The situation is impacting the entire grocery industry in Canada.

Metro CEO Eric La Flèche told financial analysts that some products "continue to be hard to get supplied and to get the quantities that we would like."

"There are some key items where we are on allocations," he said. "The whole industry is."

It's not just grocery store shelves that are expected to be impacted by the pandemic's ongoing impact. The soaring cost of labour, shipping and commodities are driving up costs for food manufacturers, and many consumer packaged goods companies are seeking price increases.

"We are paying a lot of attention to cost inflation," Loblaw chief financial officer Richard Dufresne told analysts. "The number and size of cost increases requested by vendors has been elevated since the summer."

Loblaw's internal measures of inflation were slightly higher than the average quarterly national food price inflation of 2.6 per cent, the company said.

Metro said food basket inflation was about two per cent in its fourth quarter — double the one per cent recorded in the previous quarter.

La Flèche said meat and dairy products were the main drivers leading to higher costs at Metro grocery stores.

Statistics Canada said Wednesday the annual pace of inflation in October rose to 4.7 per cent as the consumer price index posted its largest year-over-year gain since February 2003. The increase followed a 4.4 per cent year-over-year increase in September.

Higher prices could benefit discount grocery chains — such as Food Basics for Metro or No Frills for Loblaw.

But Weston said the "acceleration in inflation rates and the lack of predictability in what inflation is going to look like in the coming months and quarters" makes it difficult to predict any sustained trends.

Loblaw beat expectations as it reported its third-quarter profit rose compared with a year ago, helped by strong demand in stores and online.

The country's largest grocery and pharmacy chain said it earned a profit attributable to common shareholders of $431 million or $1.27 per diluted share for the 16-week period that ended Oct. 9. The result compared with a profit of $342 million or 96 cents per diluted share in the same period last year.
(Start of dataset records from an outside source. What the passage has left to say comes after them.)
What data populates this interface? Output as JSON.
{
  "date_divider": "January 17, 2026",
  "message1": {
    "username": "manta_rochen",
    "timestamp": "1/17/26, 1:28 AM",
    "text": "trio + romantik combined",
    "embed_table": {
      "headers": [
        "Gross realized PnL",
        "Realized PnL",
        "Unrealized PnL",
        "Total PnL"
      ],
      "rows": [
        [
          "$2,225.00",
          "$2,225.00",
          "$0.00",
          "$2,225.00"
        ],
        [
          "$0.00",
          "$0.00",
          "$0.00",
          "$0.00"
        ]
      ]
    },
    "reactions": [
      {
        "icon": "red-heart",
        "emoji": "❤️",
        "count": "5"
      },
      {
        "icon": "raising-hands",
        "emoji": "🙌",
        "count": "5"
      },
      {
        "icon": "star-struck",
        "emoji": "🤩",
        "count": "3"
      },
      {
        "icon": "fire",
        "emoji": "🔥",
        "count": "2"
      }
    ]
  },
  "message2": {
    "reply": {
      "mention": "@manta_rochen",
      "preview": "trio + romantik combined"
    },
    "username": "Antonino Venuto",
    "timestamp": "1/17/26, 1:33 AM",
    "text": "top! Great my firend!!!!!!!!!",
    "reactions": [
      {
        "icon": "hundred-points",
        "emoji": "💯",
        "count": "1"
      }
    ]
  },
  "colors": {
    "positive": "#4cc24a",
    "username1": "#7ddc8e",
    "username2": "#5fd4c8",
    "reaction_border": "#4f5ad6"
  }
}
Revenue in the quarter totalled $16.05 billion, up from $15.67 billion a year earlier.

Meanwhile, Metro reported its fourth-quarter profit rose compared with a year ago as its sales edged lower.

The Montreal-based grocery and drugstore retailer said it earned $194 million or 79 cents per diluted share for the 12-week period ended Sept. 25, up from a profit of $186.5 million or 74 cents per share in the same quarter a year earlier.

Sales in the quarter totalled $4.09 billion, down from $4.14 billion in the same quarter last year when the company says it saw exceptionally strong sales due to the pandemic.